Not Everything Can Be Too Big to Fail
There's a lot of loose talk about 'systemic' risk.
PETER J. WALLISON
There is a really bad idea circulating in the nation's capital. Of course, that's not surprising -- but when it's endorsed by the Treasury secretary, we'd better pay attention.
This week, Henry Paulson said in an interview with the Washington Post that he wants the Federal Reserve to be able to regulate and ultimately take over any failing financial institution that it considers crucial -- including hedge funds. This echoes a notion that has been endorsed by executives of some industry associations, that to prevent a recurrence of today's financial crisis it will be necessary to impose tough new regulations on financial institutions deemed "systemically significant."
If this approach were to be adopted in the panicked Washington of today, it would substantially change our financial system and guarantee -- rather than prevent -- future crises.
For starters, because the definition of a systemically significant institution is highly dependent on context, it's impossible to identify one in advance. Consider Drexel Burnham Lambert. When it failed in 1990 it was one of the largest securities firms in the United States, not much smaller in relation to the market at the time than Lehman Brothers was when it collapsed earlier this year. Yet Drexel's collapse, which happened when the market was functioning normally, did not put the financial system or the economy at risk.

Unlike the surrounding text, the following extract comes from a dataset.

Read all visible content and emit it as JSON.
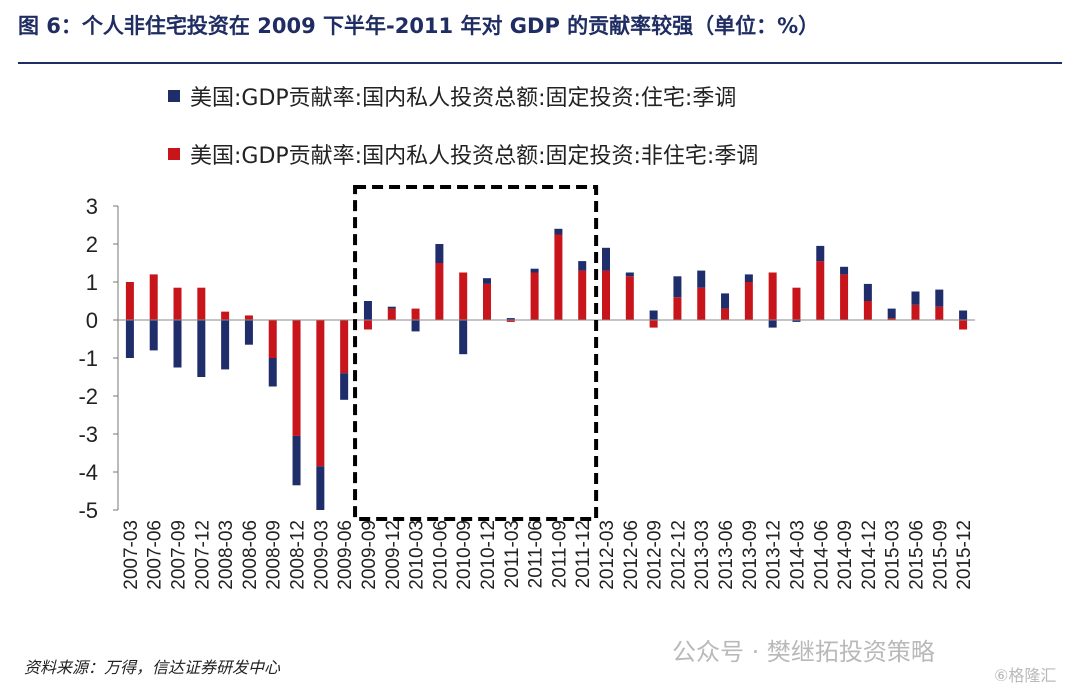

On the other hand, when Germany's Herstatt Bank failed to meet its international payment obligations in the mid-1970s, that event caused a serious globalized payment-system crisis -- even though Herstatt itself would not have been on anyone's list of major financial institutions at the time.
And then there's Northern Rock in London. When it collapsed recently, the British government was forced to bail it out even though it was not considered significant before its depositors started to run. In fact, in today's fragile markets, almost any financial institution is systemically significant -- if what we mean by the term is that its collapse will stimulate fear about the stability of others.
In short, predicting the true sources of systemic risk in advance of their actual failure is probably impossible. But even if it could be done, should we want to?
The answer is no. An institution designated as systemically significant, or "crucial," would be marked as too big to fail. After all, that's what such a designation means -- that the institution's failure must be avoided because of its potential impact on the economy or financial system. But once we designate a financial institution as too big to fail, and regulate it as such, a lot of unpleasant things follow.
First, we will have created "moral hazard" and impaired market discipline. The markets will understand that a loan to a systemically significant institution will carry less risk than a loan to an institution that does not have this status. Accordingly, systemically significant institutions will have an easier time raising funds than others, will pay lower rates and grow larger than others, and it will be able to take more risks because of the absence of market discipline.
This in a nutshell is the story of Fannie Mae and Freddie Mac. The two companies were implicitly backed by the U.S. government, which in practical terms meant that they would not be allowed to fail. As a result, they were able to borrow as much as they wanted and take risks with those funds that they couldn't have taken unless the markets believed -- correctly as it turned out -- that Uncle Sam would stand behind them.
Second, systemically significant institutions would suddenly have an unfair competitive edge that would warp the market. Why? Because their lower funding costs would make them more profitable than others, and enable them -- as it enabled Fannie and Freddie -- to drive competitors from any markets they enter.
The effect of designating certain companies as systemically significant would cause a consolidation of the industries in which they are located, with the systemically significant companies gobbling up those that couldn't survive, and others seeking mergers simply to claim designation as systemically significant or too big to fail.
Finally, the support voiced in Washington for the idea of regulating systemically significant financial institutions is based on the fundamental misperception that regulation can prevent them from taking the huge risks their protected status would permit. This New Deal notion should be discarded.
Exhibit A is the banking system, now mired in the worst financial crisis since the Great Depression -- even though it has always been the most heavily regulated. Exhibit B is the S&L debacle less than 20 years ago. Thousands of S&Ls and more than 1,500 commercial banks collapsed in another memorable regulatory failure.
It is completely inexplicable -- after the blindingly obvious failure of bank regulation -- that Washington (and European Union) policy makers would now want to spread regulation beyond banking and into other financial institutions, including hedge funds, brokerage houses and others that the government designates as systemically significant. This would give the government the opportunity to pick winners in each financial industry -- ultimately creating Fannies and Freddies everywhere. Among bad ideas, this one stands out.
Mr. Wallison is a senior fellow at the American Enterprise Institute.